The leaky tap under the zinc shed
strains to provide the pressure and
precious water drips from it,
forming a small puddle below the pipe.
Occasionally a spray of water
would shower the air.
A cold white mist would linger,
spectre-like, a multicolour streak.
Then, a phosphorescent of hues
would coat the sun's rays and
a bizarre gliding spectrum
would coat my eyes,
like a drop of colour in clear water.
A tincture of memories
made of water, light, and
the evening sun.
— —
Orchard Dreams
First published in Cha: An Asian Literary Journal, August 2009 (Issue 8)
(For grandmother)
My mothers' mother
always dresses in a floral sarong.
She tends to her ducks and lime trees
and feeds the loud birds with squashed snails
thrown over the makeshift shack with wire fencing.

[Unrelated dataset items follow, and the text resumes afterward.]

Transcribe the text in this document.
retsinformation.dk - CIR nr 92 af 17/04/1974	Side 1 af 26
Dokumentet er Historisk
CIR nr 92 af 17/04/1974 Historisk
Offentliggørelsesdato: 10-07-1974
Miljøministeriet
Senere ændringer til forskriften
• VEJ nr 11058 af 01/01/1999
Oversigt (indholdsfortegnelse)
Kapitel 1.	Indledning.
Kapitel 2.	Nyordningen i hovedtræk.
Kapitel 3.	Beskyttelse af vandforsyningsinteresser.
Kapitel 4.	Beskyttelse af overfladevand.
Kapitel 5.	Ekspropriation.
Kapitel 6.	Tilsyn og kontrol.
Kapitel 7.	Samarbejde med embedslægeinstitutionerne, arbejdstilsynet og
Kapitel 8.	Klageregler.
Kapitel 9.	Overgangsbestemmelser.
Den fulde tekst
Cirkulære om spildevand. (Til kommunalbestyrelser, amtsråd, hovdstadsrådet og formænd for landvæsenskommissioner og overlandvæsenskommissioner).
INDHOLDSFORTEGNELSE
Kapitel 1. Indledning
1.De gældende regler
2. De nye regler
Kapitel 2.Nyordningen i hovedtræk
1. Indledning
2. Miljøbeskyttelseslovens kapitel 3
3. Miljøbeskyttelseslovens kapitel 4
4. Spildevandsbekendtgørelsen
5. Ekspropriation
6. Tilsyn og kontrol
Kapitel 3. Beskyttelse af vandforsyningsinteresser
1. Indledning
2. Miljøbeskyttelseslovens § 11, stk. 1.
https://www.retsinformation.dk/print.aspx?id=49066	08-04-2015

I would pace quietly behind,
dragging the long brown hose, watching her
showering her cherished lime trees while the sound
of howling of dogs and jungle fowl fill the jungle landscape.
On quiet evenings after the afternoon rains, she would
stroll around her garden with a straw hat and clippers.
Moving slowly among the various jambu trees
with a brown rattan basket,
she was silent. And so was I.
As the evening smoke sets in
and the sun wilts away,
her frail body rests on a rattan chair
while her deep eyes would gaze at her orchard.
I would hear her move again,
walking down the cement steps
and into the kitchen,
lighting the charcoal stove
in the sunset hours
of the smokey evening.
David Tneh dabbles in the creative arts, visually as well as in the written form. He has published in creative writing journals locally and abroad and is interested in aspects of creativity in teaching and the digital humanities. David research interests are in areas such as identity, performativity, and culture. He was formerly an Asian Graduate fellow at the Asia Research Institute (NUS) and was awarded the 2019 Study of the United States Institute, institutional fellowship by the US Department of State at New York University-Steinhardt. He is currently the dean of the Faculty of Creative Industries, Universiti Tunku Abdul Rahman (UTAR), Malaysia.